Plusy i minusy w Tokio
Ostatni weekend igrzysk w Tokio przyniósł nam brązowy medal kajakarek oraz srebro Aniołków Matusińskiego w sztafecie 4x400 m. Karolina Naja przeszła do historii polskiego sportu, zdobywając czwarty medal olimpijski, zrównując się liczbowo z Robertem Korzeniowskim, Witoldem Woydą, Adamem Małyszem i Kamilem Stochem. Lekkoatleci spisali się znakomicie, kajakarki nieźle, ale w grach zespołowych Polska niemal nie istnieje na olimpijskim poziomie. Zobaczcie nasze plusy i minusy ostatnich dni i całych igrzysk w Tokio.
Uruchom i przeglądaj galerię klikając ikonę "NASTĘPNE >", strzałką w prawo na klawiaturze lub gestem na ekranie smartfonu

Plus: Karolina Naja stała się multimedalistką
Na ulicy pewnie nikt by jej nie rozpoznał, a jest jedną z najbardziej utytułowanych sportsmenek w naszej olimpijskiej historii. Karolina Naja w czwórce kajakarek zdobyła już swój czwarty medal na igrzyskach, zrównując się z Robertem Korzeniowskim, Witoldem Woydą, Adamem Małyszem, czy Kamilem Stochem, a przebijając liczbowo Anitę Włodarczyk. Jest nazywana Mamuśką polskich kajakarek i rzeczywiście świetnie wychowuje swoje następczynie.

Plus: Srebrne aniołki zabrały nas do nieba
Do sukcesów Aniołków Matusińskiego zdążyliśmy się przyzwyczaić, ale medal olimpijski wyniósł je na zupełnie inny poziom.
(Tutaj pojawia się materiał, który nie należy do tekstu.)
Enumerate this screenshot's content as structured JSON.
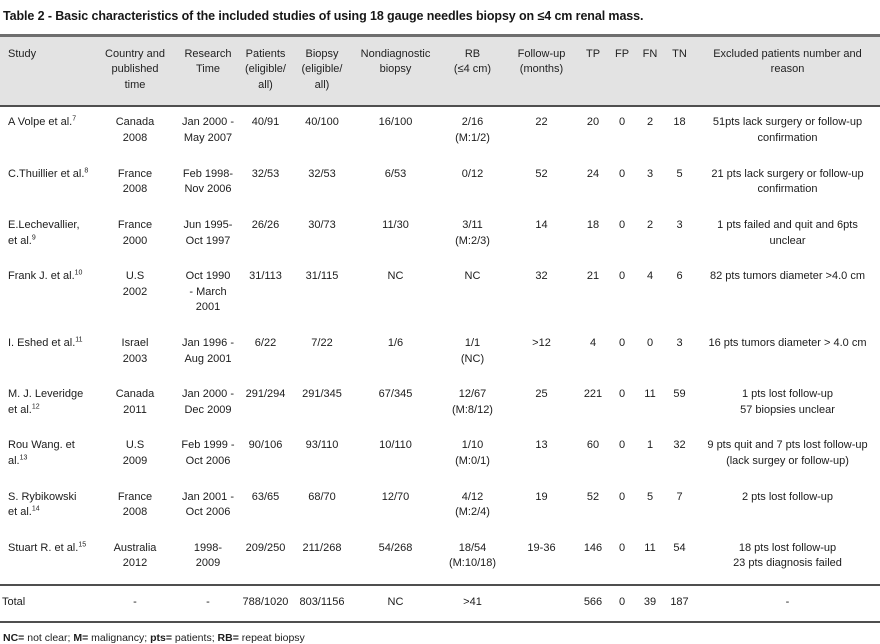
{
  "title": "Table 2 - Basic characteristics of the included studies of using 18 gauge needles biopsy on ≤4 cm renal mass.",
  "columns": [
    "Study",
    "Country and\npublished\ntime",
    "Research\nTime",
    "Patients\n(eligible/\nall)",
    "Biopsy\n(eligible/\nall)",
    "Nondiagnostic\nbiopsy",
    "RB\n(≤4 cm)",
    "Follow-up\n(months)",
    "TP",
    "FP",
    "FN",
    "TN",
    "Excluded patients number and\nreason"
  ],
  "rows": [
    {
      "study": "A Volpe et al.",
      "ref": "7",
      "country": "Canada\n2008",
      "research": "Jan 2000 -\nMay 2007",
      "patients": "40/91",
      "biopsy": "40/100",
      "nondiagnostic": "16/100",
      "rb": "2/16\n(M:1/2)",
      "followup": "22",
      "tp": "20",
      "fp": "0",
      "fn": "2",
      "tn": "18",
      "excluded": "51pts lack surgery or follow-up\nconfirmation"
    },
    {
      "study": "C.Thuillier et al.",
      "ref": "8",
      "country": "France\n2008",
      "research": "Feb 1998-\nNov 2006",
      "patients": "32/53",
      "biopsy": "32/53",
      "nondiagnostic": "6/53",
      "rb": "0/12",
      "followup": "52",
      "tp": "24",
      "fp": "0",
      "fn": "3",
      "tn": "5",
      "excluded": "21 pts lack surgery or follow-up\nconfirmation"
    },
    {
      "study": "E.Lechevallier,\net al.",
      "ref": "9",
      "country": "France\n2000",
      "research": "Jun 1995-\nOct 1997",
      "patients": "26/26",
      "biopsy": "30/73",
      "nondiagnostic": "11/30",
      "rb": "3/11\n(M:2/3)",
      "followup": "14",
      "tp": "18",
      "fp": "0",
      "fn": "2",
      "tn": "3",
      "excluded": "1 pts failed and quit and 6pts\nunclear"
    },
    {
      "study": "Frank J. et al.",
      "ref": "10",
      "country": "U.S\n2002",
      "research": "Oct 1990\n- March\n2001",
      "patients": "31/113",
      "biopsy": "31/115",
      "nondiagnostic": "NC",
      "rb": "NC",
      "followup": "32",
      "tp": "21",
      "fp": "0",
      "fn": "4",
      "tn": "6",
      "excluded": "82 pts tumors diameter >4.0 cm"
    },
    {
      "study": "I. Eshed et al.",
      "ref": "11",
      "country": "Israel\n2003",
      "research": "Jan 1996 -\nAug 2001",
      "patients": "6/22",
      "biopsy": "7/22",
      "nondiagnostic": "1/6",
      "rb": "1/1\n(NC)",
      "followup": ">12",
      "tp": "4",
      "fp": "0",
      "fn": "0",
      "tn": "3",
      "excluded": "16 pts tumors diameter > 4.0 cm"
    },
    {
      "study": "M. J. Leveridge\net al.",
      "ref": "12",
      "country": "Canada\n2011",
      "research": "Jan 2000 -\nDec 2009",
      "patients": "291/294",
      "biopsy": "291/345",
      "nondiagnostic": "67/345",
      "rb": "12/67\n(M:8/12)",
      "followup": "25",
      "tp": "221",
      "fp": "0",
      "fn": "11",
      "tn": "59",
      "excluded": "1 pts lost follow-up\n57 biopsies unclear"
    },
    {
      "study": "Rou Wang. et\nal.",
      "ref": "13",
      "country": "U.S\n2009",
      "research": "Feb 1999 -\nOct 2006",
      "patients": "90/106",
      "biopsy": "93/110",
      "nondiagnostic": "10/110",
      "rb": "1/10\n(M:0/1)",
      "followup": "13",
      "tp": "60",
      "fp": "0",
      "fn": "1",
      "tn": "32",
      "excluded": "9 pts quit and 7 pts lost follow-up\n(lack surgey or follow-up)"
    },
    {
      "study": "S. Rybikowski\net al.",
      "ref": "14",
      "country": "France\n2008",
      "research": "Jan 2001 -\nOct 2006",
      "patients": "63/65",
      "biopsy": "68/70",
      "nondiagnostic": "12/70",
      "rb": "4/12\n(M:2/4)",
      "followup": "19",
      "tp": "52",
      "fp": "0",
      "fn": "5",
      "tn": "7",
      "excluded": "2 pts lost follow-up"
    },
    {
      "study": "Stuart R. et al.",
      "ref": "15",
      "country": "Australia\n2012",
      "research": "1998-\n2009",
      "patients": "209/250",
      "biopsy": "211/268",
      "nondiagnostic": "54/268",
      "rb": "18/54\n(M:10/18)",
      "followup": "19-36",
      "tp": "146",
      "fp": "0",
      "fn": "11",
      "tn": "54",
      "excluded": "18 pts lost follow-up\n23 pts diagnosis failed"
    }
  ],
  "total": {
    "study": "Total",
    "ref": "",
    "country": "-",
    "research": "-",
    "patients": "788/1020",
    "biopsy": "803/1156",
    "nondiagnostic": "NC",
    "rb": ">41",
    "followup": "",
    "tp": "566",
    "fp": "0",
    "fn": "39",
    "tn": "187",
    "excluded": "-"
  },
  "footnote": [
    {
      "term": "NC=",
      "desc": " not clear; "
    },
    {
      "term": "M=",
      "desc": " malignancy; "
    },
    {
      "term": "pts=",
      "desc": " patients; "
    },
    {
      "term": "RB=",
      "desc": " repeat biopsy"
    }
  ]
}
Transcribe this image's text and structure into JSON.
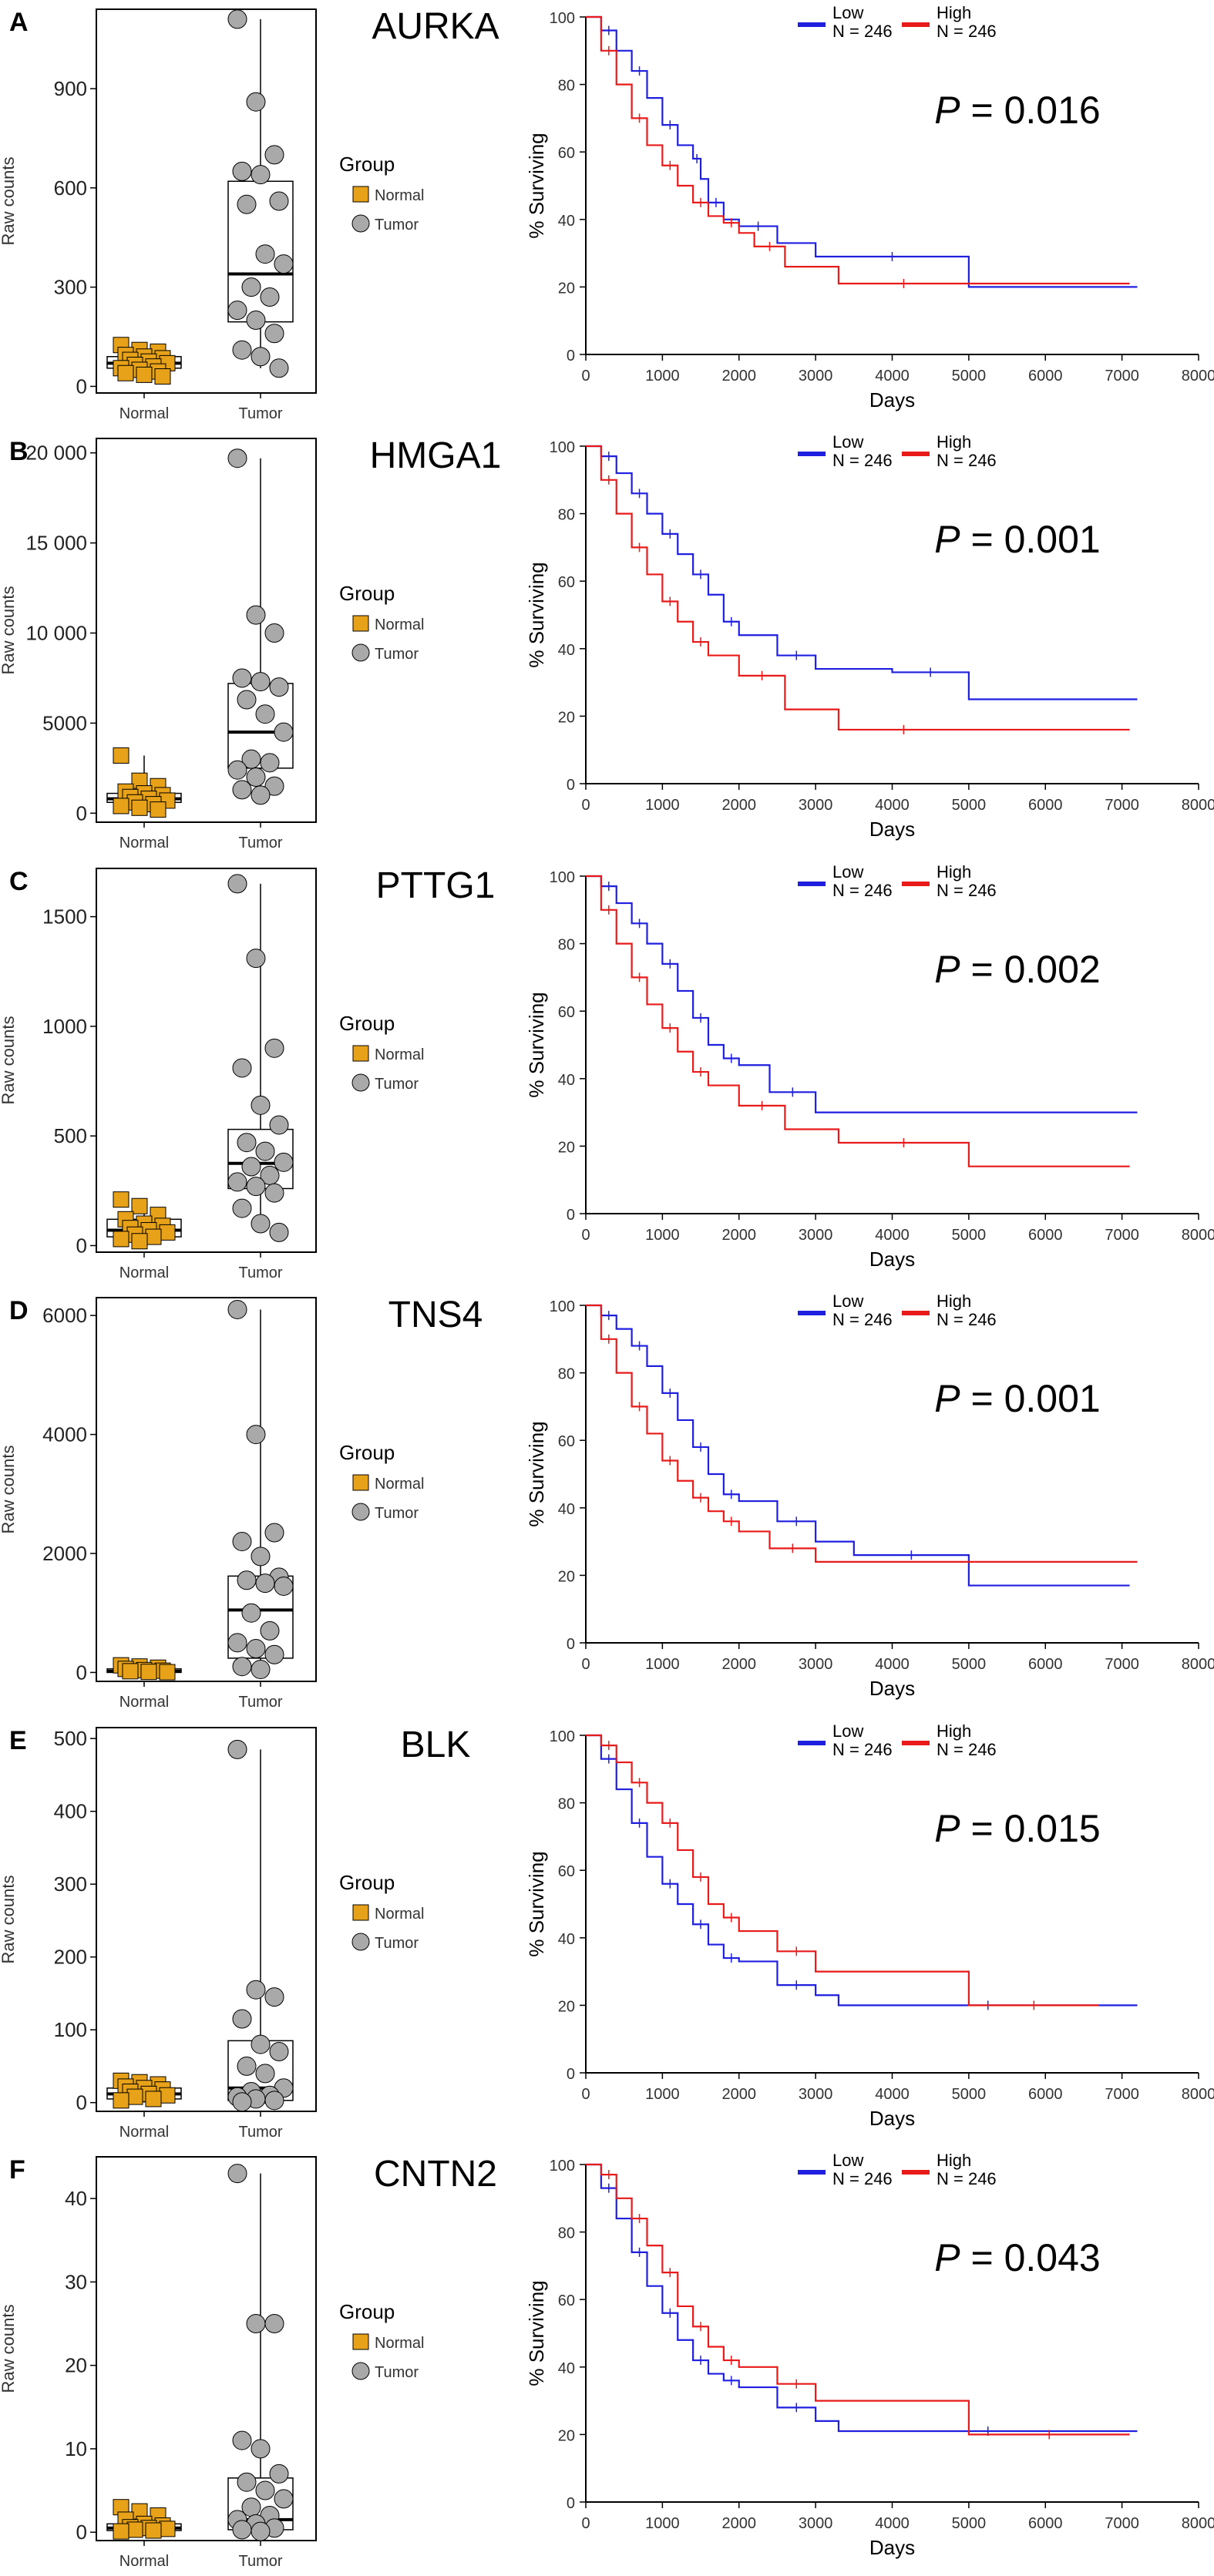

Aniołki zabrały polskich kibiców do nieba. Amerykanki były poza zasięgiem, ale znakomity czas i srebrny medal to także wielkie osiągnięcie. Do tego Polski pięknie wyglądają i potrafią entuzjastycznie cieszyć, fajnie wypowiadać przed kamerami, robiąc show.

Minus: Nagana dla prawie wszystkich poza lekkoatletami
Zdobyliśmy w Tokio 14 medali, z czego aż 9 lekkoatleci, dlatego ogromny minus dla polskich przedstawicieli innych dyscyplin, którzy w sumie dołożyli tylko 5 krążków. Może z wyjątkiem kajakarek, które dwa razy stanęły na podium.